Goal: Thermogenic (brown and beige) adipocytes can catabolize stored energy to generate heat. This capacity for thermogenesis holds tremendous promise as a therapy for metabolic diseases like obesity, type 2 diabetes, and many cancers. The major focus of the Kazak lab is to identify the molecular mechanisms that drive adipocyte thermogenesis. By elucidating the genetic and metabolic pathways that control thermogenesis, we aim to recapitulate the positive effects of brown fat energy expenditure on health.
The Kazak lab is currently focused on the following research aims:
1. Determine the metabolic intermediates controlling creatine-dependent thermogenesis. Creatine drives energy expenditure in adipose tissue by stimulating a futile cycle of mitochondrial ATP turnover (Kazak L et al., Cell, 2015), and this process powerfully combats obesity in pre-clinical models (Kazak L et al., Cell Metabolism, 2017). However, the metabolic intermediates that drive creatine cycling are unknown. The Kazak lab is utilizing mass spectrometry-based metabolic tracing to identify creatine-dependent metabolite signatures in thermogenic fat. We are combining this approach with genetic manipulations and bioenergetic analyses in primary adipocytes and mouse models to determine the effects of these novel metabolites on thermogenic respiration and body mass/composition.

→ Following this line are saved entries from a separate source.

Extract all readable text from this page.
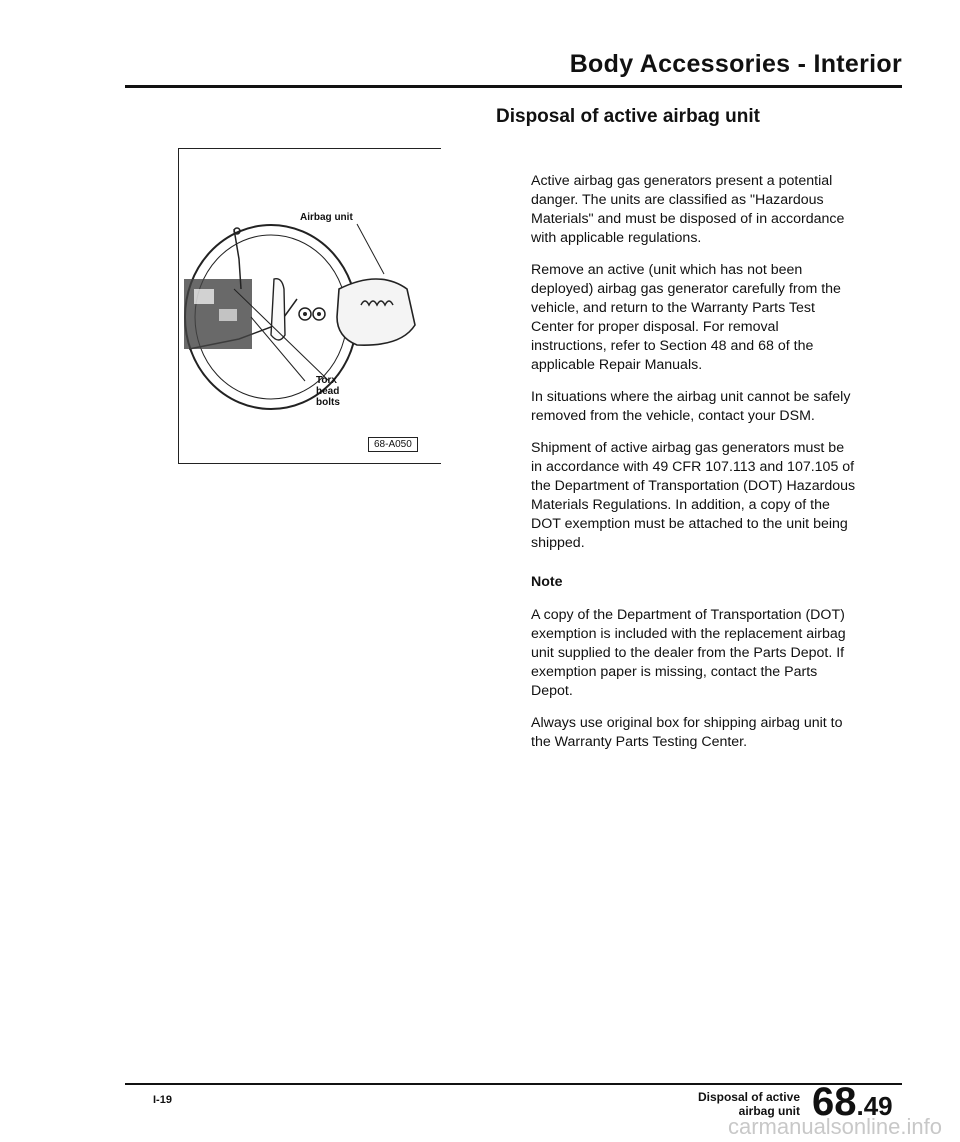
Body Accessories - Interior
Disposal of active airbag unit
Airbag unit
Torx
head
bolts
68-A050

Active airbag gas generators present a potential danger. The units are classified as "Hazardous Materials" and must be disposed of in accordance with applicable regulations.

Remove an active (unit which has not been deployed) airbag gas generator carefully from the vehicle, and return to the Warranty Parts Test Center for proper disposal. For removal instructions, refer to Section 48 and 68 of the applicable Repair Manuals.

In situations where the airbag unit cannot be safely removed from the vehicle, contact your DSM.

Shipment of active airbag gas generators must be in accordance with 49 CFR 107.113 and 107.105 of the Department of Transportation (DOT) Hazardous Materials Regulations. In addition, a copy of the DOT exemption must be attached to the unit being shipped.

Note

A copy of the Department of Transportation (DOT) exemption is included with the replacement airbag unit supplied to the dealer from the Parts Depot. If exemption paper is missing, contact the Parts Depot.

Always use original box for shipping airbag unit to the Warranty Parts Testing Center.

I-19	Disposal of active
airbag unit 68.49
carmanualsonline.info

2. Identify the composition of the creatine-dependent thermogenic protein complex. Mitochondrial synthesis of phosphocreatine and its use in ATP-requiring reactions involves a close physical association between mitochondrial creatine kinase (Mi-CK) and the enzymes that generate and consume ATP. Given the unique function for creatine in thermogenic adipose tissue, we hypothesize that Mi-CK physically interacts with proteins that support creatine cycling. We are using unbiased quantitative proteomics to discover novel MiCK-interacting partners, which can be studied in vivo and may potentially be exploited therapeutically to combat obesity.

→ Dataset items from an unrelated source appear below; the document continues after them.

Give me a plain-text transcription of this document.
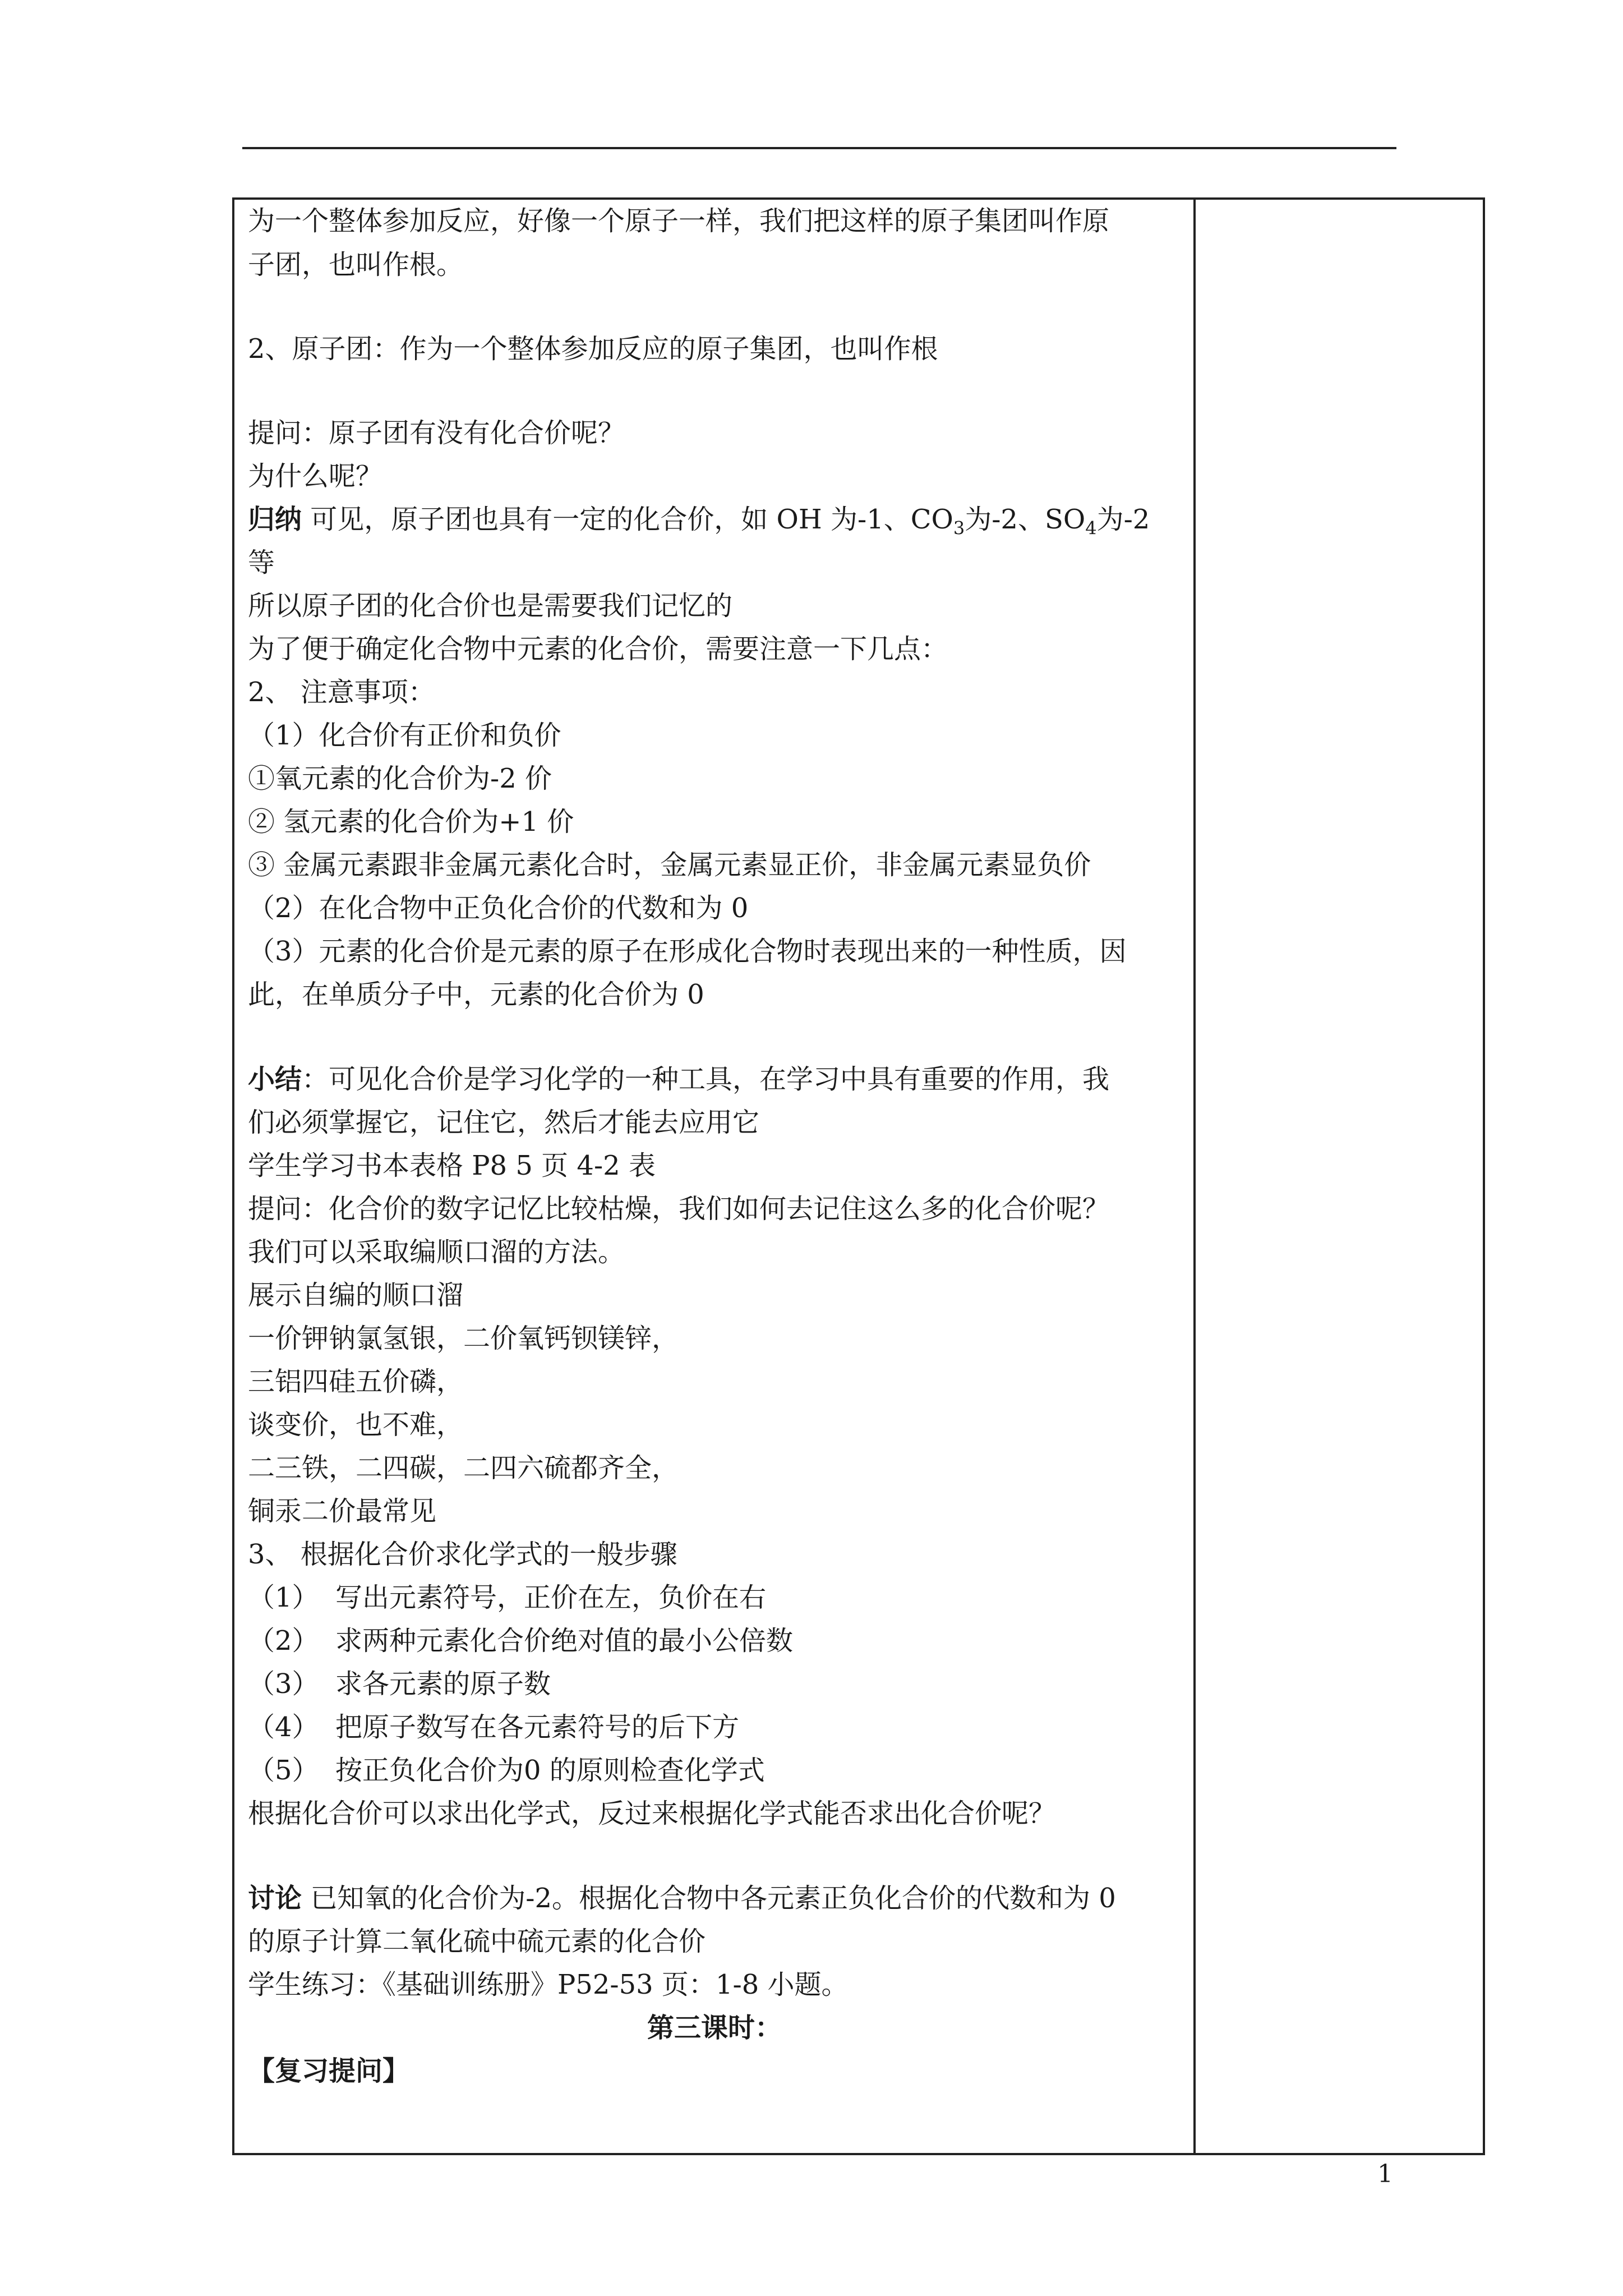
为一个整体参加反应，好像一个原子一样，我们把这样的原子集团叫作原
子团，也叫作根。
2、原子团：作为一个整体参加反应的原子集团，也叫作根
提问：原子团有没有化合价呢？
为什么呢？
归纳 可见，原子团也具有一定的化合价，如 OH 为-1、$CO_3$为-2、$SO_4$为-2
等
所以原子团的化合价也是需要我们记忆的
为了便于确定化合物中元素的化合价，需要注意一下几点：
2、 注意事项：
（1）化合价有正价和负价
①氧元素的化合价为-2 价
② 氢元素的化合价为+1 价
③ 金属元素跟非金属元素化合时，金属元素显正价，非金属元素显负价
（2）在化合物中正负化合价的代数和为 0
（3）元素的化合价是元素的原子在形成化合物时表现出来的一种性质，因
此，在单质分子中，元素的化合价为 0
小结：可见化合价是学习化学的一种工具，在学习中具有重要的作用，我
们必须掌握它，记住它，然后才能去应用它
学生学习书本表格 P8 5 页 4-2 表
提问：化合价的数字记忆比较枯燥，我们如何去记住这么多的化合价呢？
我们可以采取编顺口溜的方法。
展示自编的顺口溜
一价钾钠氯氢银，二价氧钙钡镁锌，
三铝四硅五价磷，
谈变价，也不难，
二三铁，二四碳，二四六硫都齐全，
铜汞二价最常见
3、 根据化合价求化学式的一般步骤
（1） 写出元素符号，正价在左，负价在右
（2） 求两种元素化合价绝对值的最小公倍数
（3） 求各元素的原子数
（4） 把原子数写在各元素符号的后下方
（5） 按正负化合价为0 的原则检查化学式
根据化合价可以求出化学式，反过来根据化学式能否求出化合价呢？
讨论 已知氧的化合价为-2。根据化合物中各元素正负化合价的代数和为 0
的原子计算二氧化硫中硫元素的化合价
学生练习：《基础训练册》P52-53 页：1-8 小题。
第三课时：
【复习提问】
1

3. Determine the role of thermogenic effectors on combating obesity. We have shown that the constitutive uncoupling protein 1 knockout mouse (UCP1KO) acquires a substantial number of downstream alterations that make it an unsuitable model to study the role of UCP1 in physiology (Kazak L et al., PNAS, 2017). To continue our work on elucidating the role of adipocyte thermogenesis (UCP1 and beyond) in combating obesity and metabolic disease, we are generating new genetically-engineered mouse models where we can inactivate thermogenic genes selectively in fat, in an inducible manner.
4. Identify the role of creatine in tumorigenesis. Creatine is intimately linked with mitochondrial metabolism and is critical for cell types that require rapid energetic sensing for diverse biological outcomes. Genes of creatine metabolism drive malignancies such as breast cancer, colorectal cancer, pancreatic cancer, and acute myeloid leukemia. However, the molecular mechanism underlying this pro-cancer property of creatine is unknown. We are generating biochemical and genetic tools to systematically examine the molecular mechanisms underlying the role of creatine energetics in cancer metabolism.